El 8 de marzo abundó la doble moral de ciertos hombres: felicitaron a las mujeres, pero criticaron el feminismo (sin conocerlo, obvio). Muchas instituciones y medios de comunicación compartieron videos dándole difusión al movimiento feminista y conmemorando el Día de la Mujer.

Los trolls no tardaron en aparecer. Repetían una y otra vez las mismas críticas: “las feministas de hoy son un chiste, no como las verdaderas feministas de antes”, “el feminismo ya no es necesario”, “las mujeres tienen las mismas oportunidades que los hombres, o más”, etcétera.

Quiero desmentir estas tres típicas frases que dicen ciertos hombres para desacreditar el movimiento – y que únicamente prueban su desconocimiento en el tema.

¿A qué se refieren los trolls con “las feministas de antes”? Generalmente, la mayoría se refiere a las feministas de la Primera Ola (en la versión americana de la historia oficialista del feminismo, misma que es la equivalente a la Segunda Ola en la versión europea)[9], es decir, a las sufragistas.




Las personas que dicen este tipo de cosas, piensan que las únicas pugnas válidas de las mujeres son las de los derechos civiles y políticos. Piensan que las mujeres que hoy pugnamos por la erradicación de la cultura de la violación[10] y por un feminismo más incluyente (interseccional[11]), peleamos contra algo que no existe y que ya no es necesario. Ésto resulta irreflexivo, pues que haya igualdad formal (a nivel constitucional) no significa que haya igualdad sustantiva.

Además, como todo movimiento ideológico y social, el feminismo ha evolucionado. Lo que comenzó como feminismo blanco, hoy ya no es aceptable entre las feministas por ser racista y trans-exclusivo. A base de prueba y error, las feministas hemos construido nuestro movimiento – por lo que, obviamente, (casi) nada se parecen el feminismo blanco y el feminismo interseccional, por ejemplo. Ésto no es un problema, sino todo lo contrario.

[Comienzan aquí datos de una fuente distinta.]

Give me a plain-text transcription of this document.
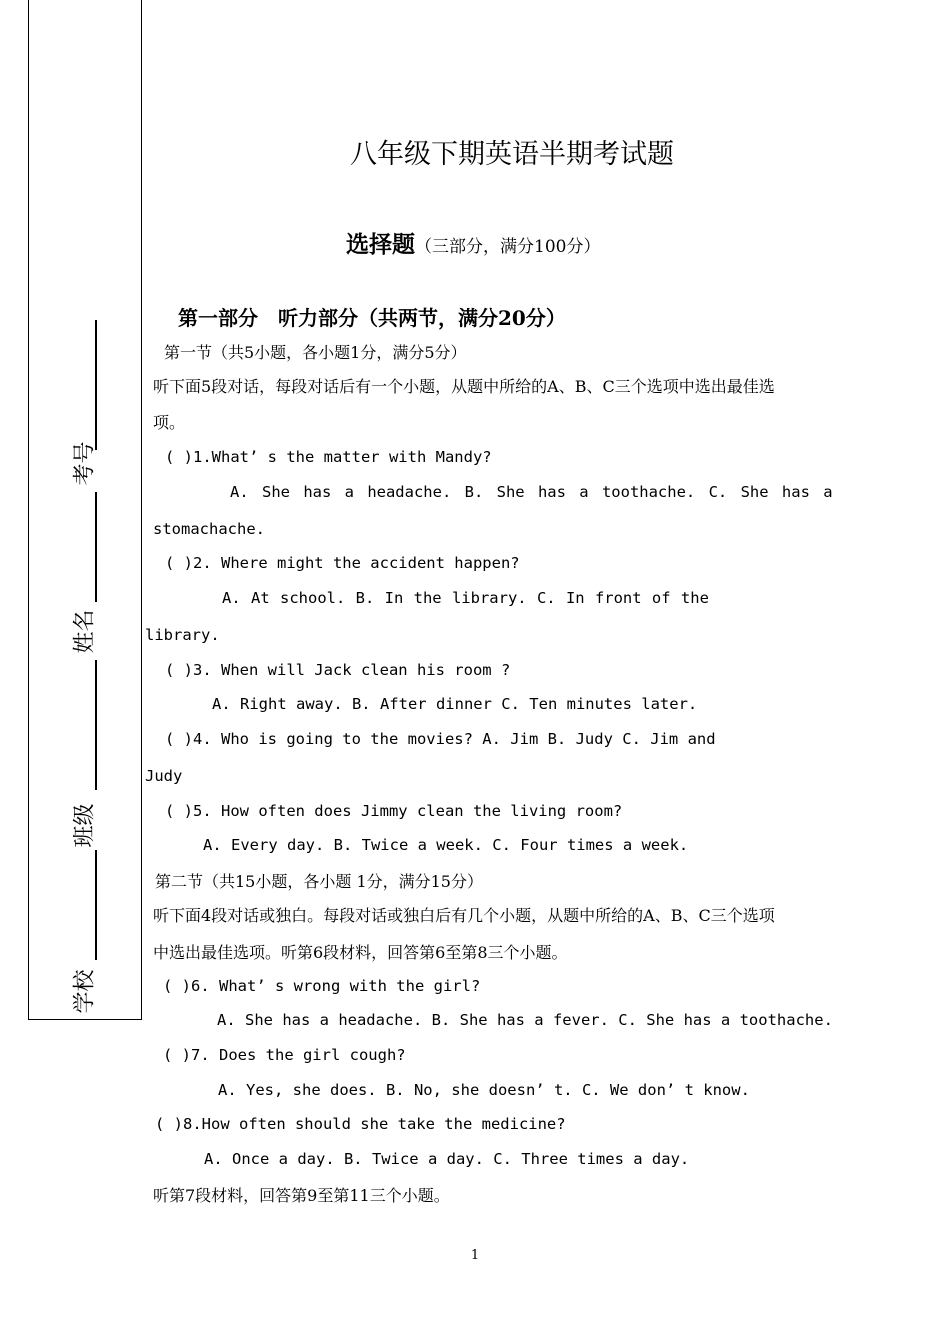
考号
姓名
班级
学校
八年级下期英语半期考试题
选择题（三部分，满分100分）
第一部分　听力部分（共两节，满分20分）
第一节（共5小题，各小题1分，满分5分）
听下面5段对话，每段对话后有一个小题，从题中所给的A、B、C三个选项中选出最佳选
项。
( )1.What’ s the matter with Mandy?
A. She has a headache. B. She has a toothache. C. She has a
stomachache.
( )2. Where might the accident happen?
A. At school. B. In the library. C. In front of the
library.
( )3. When will Jack clean his room ?
A. Right away. B. After dinner C. Ten minutes later.
( )4. Who is going to the movies? A. Jim B. Judy C. Jim and
Judy
( )5. How often does Jimmy clean the living room?
A. Every day. B. Twice a week. C. Four times a week.
第二节（共15小题，各小题 1分，满分15分）
听下面4段对话或独白。每段对话或独白后有几个小题，从题中所给的A、B、C三个选项
中选出最佳选项。听第6段材料，回答第6至第8三个小题。
( )6. What’ s wrong with the girl?
A. She has a headache. B. She has a fever. C. She has a toothache.
( )7. Does the girl cough?
A. Yes, she does. B. No, she doesn’ t. C. We don’ t know.
( )8.How often should she take the medicine?
A. Once a day. B. Twice a day. C. Three times a day.
听第7段材料，回答第9至第11三个小题。
1
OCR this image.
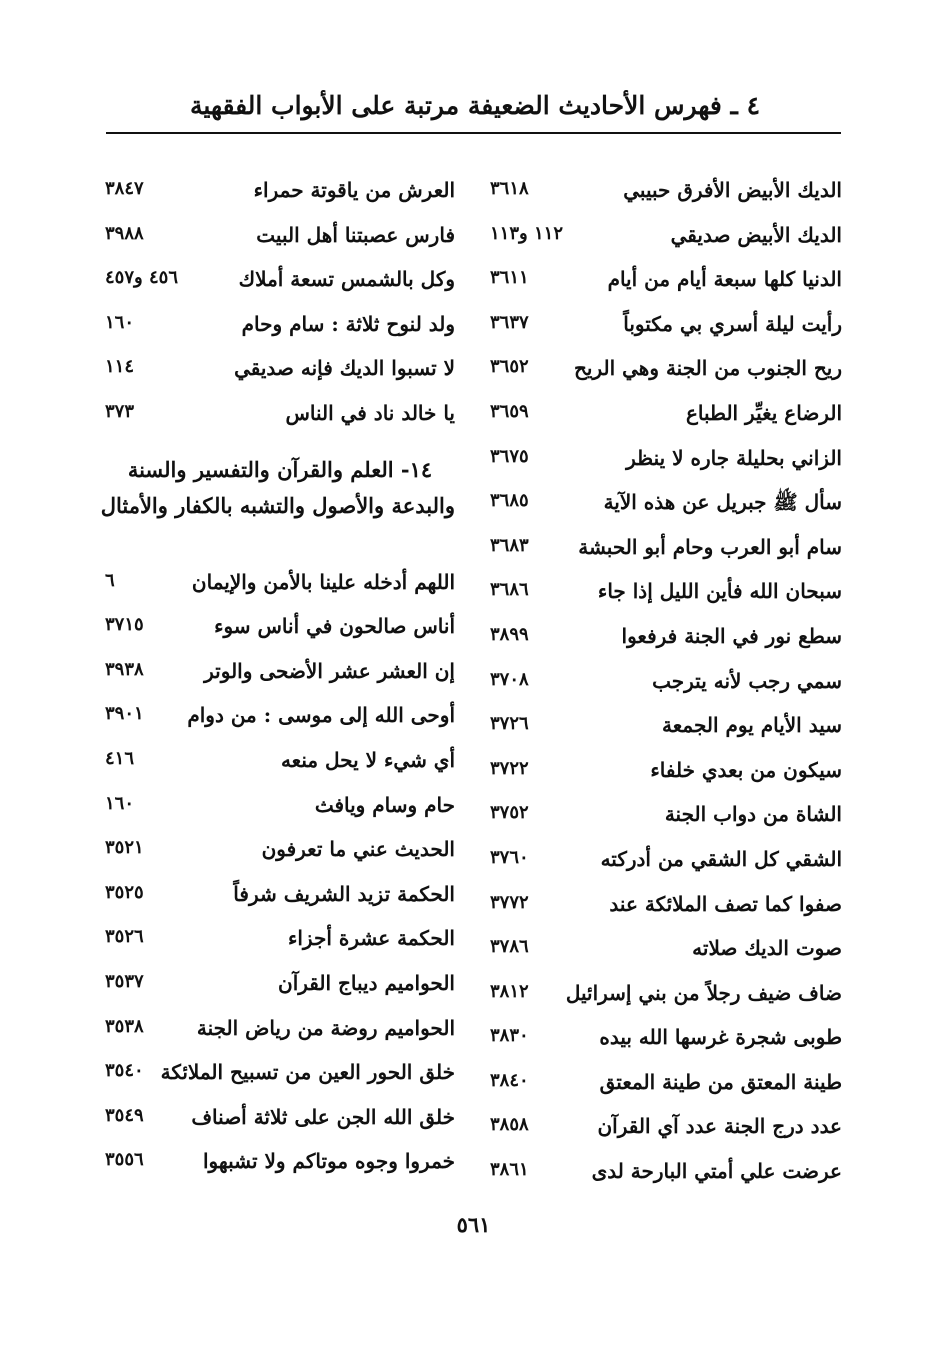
٤ ـ فهرس الأحاديث الضعيفة مرتبة على الأبواب الفقهية
الديك الأبيض الأفرق حبيبي
٣٦١٨
الديك الأبيض صديقي
١١٢ و١١٣
الدنيا كلها سبعة أيام من أيام
٣٦١١
رأيت ليلة أسري بي مكتوباً
٣٦٣٧
ريح الجنوب من الجنة وهي الريح
٣٦٥٢
الرضاع يغيِّر الطباع
٣٦٥٩
الزاني بحليلة جاره لا ينظر
٣٦٧٥
سأل ﷺ جبريل عن هذه الآية
٣٦٨٥
سام أبو العرب وحام أبو الحبشة
٣٦٨٣
سبحان الله فأين الليل إذا جاء
٣٦٨٦
سطع نور في الجنة فرفعوا
٣٨٩٩
سمي رجب لأنه يترجب
٣٧٠٨
سيد الأيام يوم الجمعة
٣٧٢٦
سيكون من بعدي خلفاء
٣٧٢٢
الشاة من دواب الجنة
٣٧٥٢
الشقي كل الشقي من أدركته
٣٧٦٠
صفوا كما تصف الملائكة عند
٣٧٧٢
صوت الديك صلاته
٣٧٨٦
ضاف ضيف رجلاً من بني إسرائيل
٣٨١٢
طوبى شجرة غرسها الله بيده
٣٨٣٠
طينة المعتق من طينة المعتق
٣٨٤٠
عدد درج الجنة عدد آي القرآن
٣٨٥٨
عرضت علي أمتي البارحة لدى
٣٨٦١
العرش من ياقوتة حمراء
٣٨٤٧
فارس عصبتنا أهل البيت
٣٩٨٨
وكل بالشمس تسعة أملاك
٤٥٦ و٤٥٧
ولد لنوح ثلاثة : سام وحام
١٦٠
لا تسبوا الديك فإنه صديقي
١١٤
يا خالد ناد في الناس
٣٧٣
١٤- العلم والقرآن والتفسير والسنة
والبدعة والأصول والتشبه بالكفار والأمثال
اللهم أدخله علينا بالأمن والإيمان
٦
أناس صالحون في أناس سوء
٣٧١٥
إن العشر عشر الأضحى والوتر
٣٩٣٨
أوحى الله إلى موسى : من دوام
٣٩٠١
أي شيء لا يحل منعه
٤١٦
حام وسام ويافث
١٦٠
الحديث عني ما تعرفون
٣٥٢١
الحكمة تزيد الشريف شرفاً
٣٥٢٥
الحكمة عشرة أجزاء
٣٥٢٦
الحواميم ديباج القرآن
٣٥٣٧
الحواميم روضة من رياض الجنة
٣٥٣٨
خلق الحور العين من تسبيح الملائكة
٣٥٤٠
خلق الله الجن على ثلاثة أصناف
٣٥٤٩
خمروا وجوه موتاكم ولا تشبهوا
٣٥٥٦
٥٦١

Ahora bien, la lucha desde y para las mujeres sigue teniendo vigor. Hoy, en México:

  • El 65% del trabajo total de las mujeres, se integra por labores no remuneradas en el hogar;[12]
  • La brecha salarial de género tardará por lo menos otros 156 años en cerrarse;[13]
  • 81 de cada 100 víctimas de violencia sexual son mujeres;[14]
  • Sólo se consigna al 1% de los agresores sexuales (siendo que el 90.5% son hombres);[15]
  • El 93% de las mujeres víctimas de violencia de pareja no recibió ayuda médica o psicológica alguna;[16]
  • 1.4 millones de mujeres sufren acoso sexual en el trabajo (ésto, sin contar la cifra negra de 99.7%);[17]
  • Sólo 11 mujeres han sido Ministras en toda la historia de la Suprema Corte de Justicia de la Nación;[18]
  • Sólo 7 mujeres han sido Gobernadoras de entidades federativas – y una de ellas fue solamente por interinato;[19]
  • Hemos tenido 0 mujeres como Presidente de la República; y
  • Hay 7.2 feminicidios al día.[20]

Los datos no mienten: la violencia contra las mujeres no es cosa del siglo pasado, como los anti-feministas se empeñan en desinformar. La violencia de género, en sus múltiples facetas, se da aquí y ahora.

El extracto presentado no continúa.